What Certain Patients with DLBCL Need To Know About Monjuvi-Revlimid

September 14, 2020

Patients with relapsed/refractory diffuse large B-cell lymphoma who are unable to undergo autologous stem cell transplant have a new treatment option in the combination of Monjuvi and Revlimid. The lead researcher on the study that led to the combination’s approval discusses what patients need to know.

The combination of Monjuvi (tafasitamab-cxix) and Revlimid (lenalidomide) is a recently approved treatment for patients with relapsed/refractory diffuse large B-cell lymphoma (DLBCL) who are unable to undergo autologous stem cell transplant, and while there are still questions to be answered about its sequencing, it may work best just after stopping a previous therapy, according to the lead researcher of the study that led to its approval.

In an interview with CURE®, Dr. Gilles Salles, head of the hematology department of the Centre Hospitalier Lyon-Sud in France, discusses the key factors patients should know about the treatment and what physicians should discuss with them before they start taking the combination.

Transcription:

They should probably know that the sooner this form of therapy is installed, the better the result. That is classical in cancer, but when you are at the first failure of your previous line, it works a little bit better than when you use it later.
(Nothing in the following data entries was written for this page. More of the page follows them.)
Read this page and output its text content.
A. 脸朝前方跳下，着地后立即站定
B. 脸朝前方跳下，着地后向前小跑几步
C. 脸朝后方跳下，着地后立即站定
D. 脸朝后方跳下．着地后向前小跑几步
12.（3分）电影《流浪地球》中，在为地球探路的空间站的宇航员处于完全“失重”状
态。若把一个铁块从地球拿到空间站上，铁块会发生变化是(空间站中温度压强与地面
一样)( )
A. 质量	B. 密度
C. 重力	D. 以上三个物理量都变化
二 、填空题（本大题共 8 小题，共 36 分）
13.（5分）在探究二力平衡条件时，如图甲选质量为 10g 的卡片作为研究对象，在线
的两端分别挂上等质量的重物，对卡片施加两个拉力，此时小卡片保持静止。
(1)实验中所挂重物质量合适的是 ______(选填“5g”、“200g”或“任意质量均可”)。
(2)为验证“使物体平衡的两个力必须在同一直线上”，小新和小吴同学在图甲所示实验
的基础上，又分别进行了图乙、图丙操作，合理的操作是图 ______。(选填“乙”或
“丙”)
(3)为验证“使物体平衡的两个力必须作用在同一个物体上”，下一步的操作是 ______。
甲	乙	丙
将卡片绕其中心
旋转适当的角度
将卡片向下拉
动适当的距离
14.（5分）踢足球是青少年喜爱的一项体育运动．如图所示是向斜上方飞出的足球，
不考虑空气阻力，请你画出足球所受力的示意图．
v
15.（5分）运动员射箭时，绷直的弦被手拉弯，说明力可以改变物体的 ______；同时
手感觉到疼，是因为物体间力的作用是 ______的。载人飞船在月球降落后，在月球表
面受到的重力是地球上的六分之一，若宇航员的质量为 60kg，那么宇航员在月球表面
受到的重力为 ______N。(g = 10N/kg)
What they should know is that other agents have been approved, essentially in the third-line setting, and we have been talking about CAR-T cells. And CAR-T cells are genetically engineered immune cells, T cells that fight the disease. This is a great tool for patients. We don't know exactly at this time how we should optimally sequence, if needed, the combination of tafasitamab/lenalidomide and CAR-T cell, whether it's better to use one before, like tafasitamab, or whether it may or not diminish the potential efficacy of CAR-T cell in the future.

So, it's the ideas and research here, so we need to discuss that with patients. Other than that, what they should know is that, at the present time for patients that have got benefit of (therapy for) this disease, there is a continuous treatment. Tafasitamab is delivered as an IV infusion every two weeks, so they have to continue to come to the hospital every two weeks to receive an infusion.

But this infusion is given, it's usually much better tolerated when we go further down the road. We actually stop lenalidomide, the second drug, after one year and we use tafasitamab alone; that has much less side effect and the infusion lasts 90 minutes. And we do hope that continuing this treatment will prevent any recurrence of the disease.